A Quiet Place is set some time after much of the world’s population has been wiped out by formidable monsters that hunt through sound. The monsters are still around, but Lee and Evelyn Abbott (John Krasinski and Emily Blunt) have been managing to survive with their Children Regan and Marcus (Millicent Simmonds and Noah Jupe) by living out a nearly silent existence. But it’s only a matter of time before someone slips up, and the Abbotts have yet to find a way to really deal with their hunters. Making things more complicated is the fact that Evelyn is pregnant, and her due date is coming fast.
The core drama of the picture is all theoretically built around the increasingly strained relationship between Lee and his deaf daughter Regan, the film using the enforced silence as a symbol for the words that have yet to be said between them following a horrible incident that left both of them emotionally scarred. But to be honest, the film doesn’t really handle this all that well. Most of the very few words spoken in this movie try to spell out the crux of this conflict, and it mostly feels clumsy.
The film is clumsy in other ways, too.
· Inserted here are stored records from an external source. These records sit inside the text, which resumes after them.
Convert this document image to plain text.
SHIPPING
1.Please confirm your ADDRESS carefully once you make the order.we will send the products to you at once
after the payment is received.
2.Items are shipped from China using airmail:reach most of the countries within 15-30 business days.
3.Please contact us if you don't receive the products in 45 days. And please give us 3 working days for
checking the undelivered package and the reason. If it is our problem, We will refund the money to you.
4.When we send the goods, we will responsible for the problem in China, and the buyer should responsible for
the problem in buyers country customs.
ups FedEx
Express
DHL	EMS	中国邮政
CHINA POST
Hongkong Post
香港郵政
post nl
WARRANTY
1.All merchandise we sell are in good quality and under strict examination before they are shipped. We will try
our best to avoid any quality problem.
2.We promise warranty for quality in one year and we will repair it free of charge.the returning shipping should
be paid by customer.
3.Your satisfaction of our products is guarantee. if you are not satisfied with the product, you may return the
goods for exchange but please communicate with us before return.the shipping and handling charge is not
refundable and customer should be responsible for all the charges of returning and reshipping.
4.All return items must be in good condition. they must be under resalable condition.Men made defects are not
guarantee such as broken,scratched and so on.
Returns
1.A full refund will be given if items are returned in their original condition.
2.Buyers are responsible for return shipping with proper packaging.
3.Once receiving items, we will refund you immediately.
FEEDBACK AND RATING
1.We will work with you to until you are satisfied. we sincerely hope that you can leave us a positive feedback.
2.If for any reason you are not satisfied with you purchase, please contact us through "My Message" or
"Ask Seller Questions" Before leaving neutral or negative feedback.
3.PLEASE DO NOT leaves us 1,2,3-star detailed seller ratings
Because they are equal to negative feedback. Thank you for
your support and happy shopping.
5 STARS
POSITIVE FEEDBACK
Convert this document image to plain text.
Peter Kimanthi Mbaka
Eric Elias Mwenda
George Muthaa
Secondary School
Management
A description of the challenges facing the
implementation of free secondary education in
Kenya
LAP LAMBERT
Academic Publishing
The camera keeps going back to a whiteboard in Lee’s basement workshop, listing what they know about the monsters, and big, often highlighted rhetorical question: “what is the weakness?” The film’s lack of trust in the audience to pick up context clues can be a little dispiriting, especially when the rest of it is actually pretty good. The film works best when the monsters are around, their presence felt deep in the silence, threatening to bring grievous bodily harm to everyone on screen.
The movie puts together some deeply unsettling sequences, much of it built around the tension of a silent room. The film smartly establishes what little it takes to set off the peril, and what kind of horrible violence serves as a consequence. So, every scene, no matter how seemingly tranquil at first, is rife with the tension of something suddenly going wrong. In the film’s back half, that tension just doesn’t let up. It feels like the characters are always one small noise away from a very painful, horrific death. If one parses all of the decisions of the characters, it starts to feel a little contrived. But the film moves swiftly enough that it doesn’t quite matter.
As a director, Krasinski seems to lack a bit of confidence, resulting in the clumsiness in much of the film’s dramatic exposition. But he delivers when things get ugly. As an actor, he does not disappoint. But it is Emily Blunt who really brings it in this movie. The film’s longest sustained danger sequence benefits greatly from Blunt’s performance. She becomes a portrait of pained determination as she fights to stay alive under truly horrible circumstances. Millicent Simmonds, last seen in Wonderstruck, continues to be wonderful. And Noah Jupe holds up his end of the bargain as well.
A Quiet Place works pretty well overall. It really shines when it dials in on the experience of these characters, drawing the audience into the same eerie silence that they’re all dealing with. Some of its elements don’t stand up to much scrutiny, but the movie is quick enough and short enough that it doesn’t really matter. All that matters in the moment is that these characters aren’t in full control of their environment, that sooner or later, someone’s going to slip up and draw their hunters through some unintended sound. The film let’s us swim in that tension, building anxiety to truly satisfying levels.